Avaya will be soon out of bankruptcy according to its former CEO Kevin Kennedy.
Apparently this is all due to a Plan Support Agreement (PSA) with holders of more than 50 percent of its first lien – or highest priority – debt.
Kennedy said the new plan is the result of “extensive negotiations” among Avaya and members of its “Ad Hoc First Lien Group”.
The creditors have agreed to support Avaya’s amended plan – which includes wiping more than $3 billion from Avaya’s debts, and transferring pension plan obligations under the Avaya Pension Plan for Salaried Employees (APPSE) to the US Pension Benefit Guaranty Corporation (PBGC).
The amended plan also pledges to take steps to enable Avaya to emerge from the Chapter 11 process as a public company. It still needs to be cleared by the Court which is likely to happen on 23 August.

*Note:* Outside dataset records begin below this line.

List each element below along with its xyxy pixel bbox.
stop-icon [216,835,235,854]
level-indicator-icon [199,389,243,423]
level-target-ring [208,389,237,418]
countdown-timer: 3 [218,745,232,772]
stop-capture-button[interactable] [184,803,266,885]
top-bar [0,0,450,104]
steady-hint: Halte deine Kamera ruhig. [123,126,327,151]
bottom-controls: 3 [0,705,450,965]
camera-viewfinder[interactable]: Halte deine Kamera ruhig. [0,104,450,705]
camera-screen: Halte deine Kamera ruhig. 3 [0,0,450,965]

Along with the debt holder agreement, Avaya announced that Kennedy is stepping down from the CEO post to be replaced by chief operating officer Jim Chirico as of 1 October. Kennedy will also retire from the board of directors, but will remain an advisor to the firm.

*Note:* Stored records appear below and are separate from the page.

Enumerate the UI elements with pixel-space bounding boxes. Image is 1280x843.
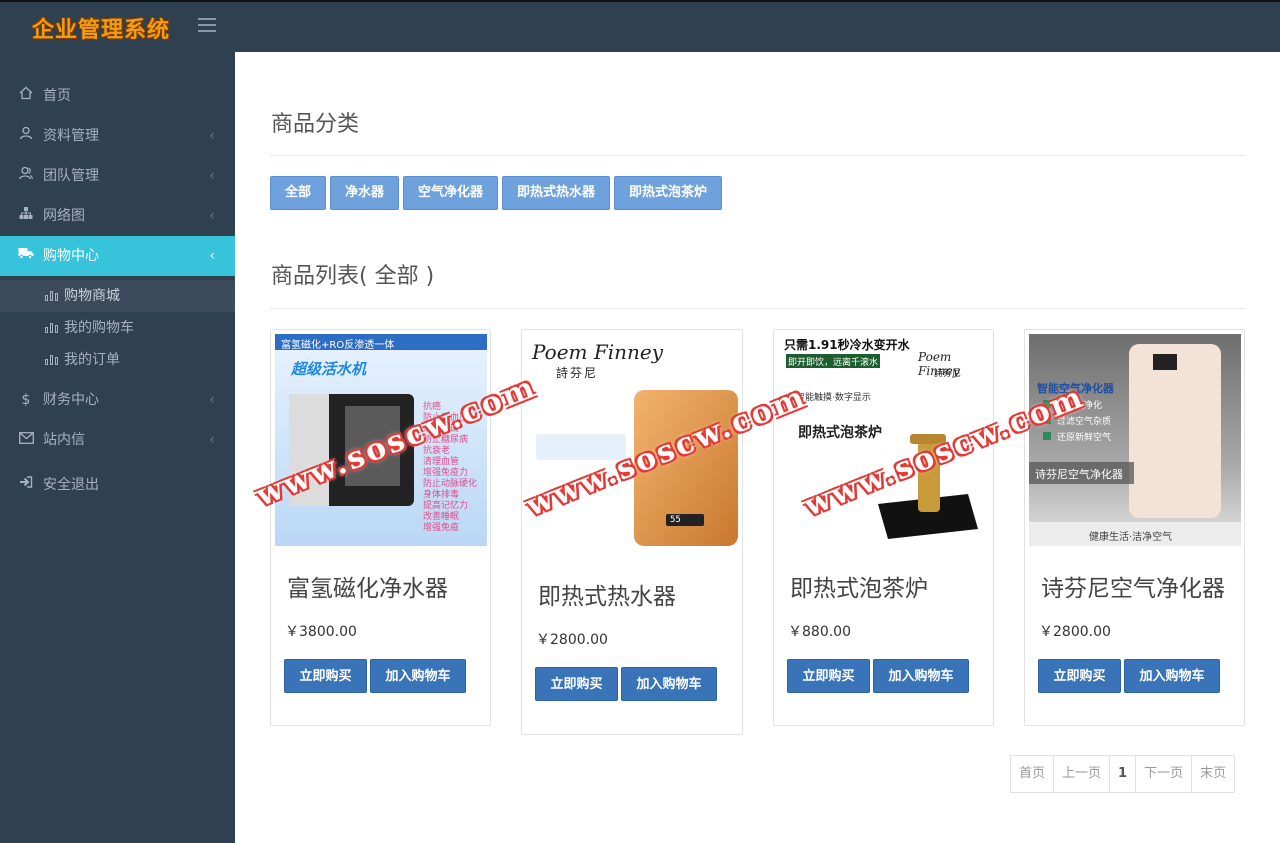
product-name[interactable]: 即热式热水器 [538, 577, 676, 611]
chevron-left-icon: ‹ [209, 168, 215, 184]
category-button-tea-boiler[interactable]: 即热式泡茶炉 [614, 176, 722, 210]
logout-icon [18, 465, 34, 505]
pagination-last-button[interactable]: 末页 [1192, 756, 1234, 792]
chevron-left-icon: ‹ [209, 432, 215, 448]
pagination-prev-button[interactable]: 上一页 [1054, 756, 1111, 792]
chevron-left-icon: ‹ [209, 392, 215, 408]
add-to-cart-button[interactable]: 加入购物车 [621, 667, 717, 701]
product-price: ￥2800.00 [1039, 624, 1111, 640]
sidebar: 首页 资料管理 ‹ 团队管理 ‹ 网络图 ‹ 购物中心 ‹ 购物商城 我的购物车… [0, 52, 235, 843]
category-button-air-purifier[interactable]: 空气净化器 [403, 176, 498, 210]
product-image-subline: 即开即饮，远离千滚水 [788, 358, 879, 368]
sidebar-item-network[interactable]: 网络图 ‹ [0, 196, 235, 236]
bar-chart-icon [45, 323, 59, 333]
product-image-display: 55 [670, 515, 681, 525]
bar-chart-icon [45, 355, 59, 365]
submenu-item-label: 购物商城 [64, 288, 120, 304]
sidebar-item-logout[interactable]: 安全退出 [0, 465, 235, 505]
add-to-cart-button[interactable]: 加入购物车 [1124, 659, 1220, 693]
divider [270, 155, 1245, 156]
top-navbar: 企业管理系统 [0, 0, 1280, 52]
sidebar-item-home[interactable]: 首页 [0, 76, 235, 116]
app-logo[interactable]: 企业管理系统 [32, 12, 170, 44]
divider [270, 308, 1245, 309]
submenu-item-orders[interactable]: 我的订单 [0, 344, 235, 376]
pagination: 首页 上一页 1 下一页 末页 [1010, 755, 1236, 793]
product-image-brand: Poem Finney [532, 340, 664, 364]
sidebar-item-finance[interactable]: $ 财务中心 ‹ [0, 380, 235, 420]
buy-now-button[interactable]: 立即购买 [284, 659, 367, 693]
product-image-footer: 健康生活·洁净空气 [1089, 532, 1173, 543]
category-button-all[interactable]: 全部 [270, 176, 326, 210]
product-card: 富氢磁化+RO反渗透一体 超级活水机 抗癌 防止高血压 消除色斑 防止糖尿病 抗衰老 清理… [270, 329, 491, 726]
menu-toggle-icon[interactable] [198, 18, 216, 32]
product-name[interactable]: 富氢磁化净水器 [287, 569, 448, 603]
sidebar-item-label: 团队管理 [43, 168, 99, 184]
product-card: Poem Finney 詩芬尼 55 即热式热水器 ￥2800.00 立即购买 … [521, 329, 743, 735]
product-image-brand-cn: 詩芬尼 [934, 369, 962, 379]
user-icon [18, 116, 34, 156]
pagination-current-page[interactable]: 1 [1110, 756, 1137, 792]
submenu-item-label: 我的购物车 [64, 320, 134, 336]
category-button-water-purifier[interactable]: 净水器 [330, 176, 399, 210]
add-to-cart-button[interactable]: 加入购物车 [370, 659, 466, 693]
product-image-brand-cn: 詩芬尼 [556, 366, 599, 380]
product-price: ￥880.00 [788, 624, 851, 640]
shopping-submenu: 购物商城 我的购物车 我的订单 [0, 276, 235, 380]
sidebar-item-label: 网络图 [43, 208, 85, 224]
submenu-item-cart[interactable]: 我的购物车 [0, 312, 235, 344]
product-image[interactable]: 智能空气净化器 多元化净化 过滤空气杂质 还原新鲜空气 诗芬尼空气净化器 健康生活·… [1029, 334, 1241, 546]
sidebar-item-team[interactable]: 团队管理 ‹ [0, 156, 235, 196]
chevron-left-icon: ‹ [209, 248, 215, 264]
product-card: 只需1.91秒冷水变开水 即开即饮，远离千滚水 Poem Finney 詩芬尼 … [773, 329, 994, 726]
product-image-title: 即热式泡茶炉 [798, 425, 882, 441]
sitemap-icon [18, 196, 34, 236]
sidebar-item-label: 安全退出 [43, 477, 99, 493]
truck-icon [18, 236, 34, 276]
home-icon [18, 76, 34, 116]
dollar-icon: $ [21, 392, 31, 408]
bar-chart-icon [45, 291, 59, 301]
team-icon [18, 156, 34, 196]
product-list-title: 商品列表( 全部 ) [271, 264, 435, 289]
product-image-brand: 超级活水机 [291, 360, 367, 378]
buy-now-button[interactable]: 立即购买 [787, 659, 870, 693]
pagination-first-button[interactable]: 首页 [1011, 756, 1055, 792]
product-image-caption: 富氢磁化+RO反渗透一体 [281, 340, 395, 351]
product-price: ￥3800.00 [285, 624, 357, 640]
submenu-item-label: 我的订单 [64, 352, 120, 368]
sidebar-item-profile[interactable]: 资料管理 ‹ [0, 116, 235, 156]
chevron-left-icon: ‹ [209, 128, 215, 144]
sidebar-item-label: 购物中心 [43, 248, 99, 264]
chevron-left-icon: ‹ [209, 208, 215, 224]
product-image-label: 诗芬尼空气净化器 [1035, 468, 1123, 481]
sidebar-item-label: 站内信 [43, 432, 85, 448]
sidebar-item-label: 财务中心 [43, 392, 99, 408]
category-button-water-heater[interactable]: 即热式热水器 [502, 176, 610, 210]
buy-now-button[interactable]: 立即购买 [535, 667, 618, 701]
submenu-item-mall[interactable]: 购物商城 [0, 280, 235, 312]
buy-now-button[interactable]: 立即购买 [1038, 659, 1121, 693]
product-image-headline: 只需1.91秒冷水变开水 [784, 338, 910, 352]
sidebar-item-label: 资料管理 [43, 128, 99, 144]
sidebar-item-shopping[interactable]: 购物中心 ‹ [0, 236, 235, 276]
product-name[interactable]: 即热式泡茶炉 [790, 569, 928, 603]
add-to-cart-button[interactable]: 加入购物车 [873, 659, 969, 693]
sidebar-item-messages[interactable]: 站内信 ‹ [0, 420, 235, 460]
product-price: ￥2800.00 [536, 632, 608, 648]
category-section-title: 商品分类 [271, 112, 360, 137]
product-name[interactable]: 诗芬尼空气净化器 [1041, 569, 1225, 603]
sidebar-item-label: 首页 [43, 88, 71, 104]
pagination-next-button[interactable]: 下一页 [1136, 756, 1193, 792]
mail-icon [18, 420, 34, 460]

Avaya’s bankruptcy process hit shedloads of resellers and distributors. Avnet was named the firm’s second biggest unsecured creditor, with Avaya owing the distribution giant $8.8 million in unsecured debt.
Other large creditors include big reseller partners such as World Wide Technology which was owed $1.6 million and SHI
Avaya has also today filed its preliminary third quarter 2017 financial results, which expects revenues to fall nine percent year over year to around $802 million to $804 million, while EBITDA is forecast to come in at $202 million to $206 million down from $223 million reported in Q3 of 2016.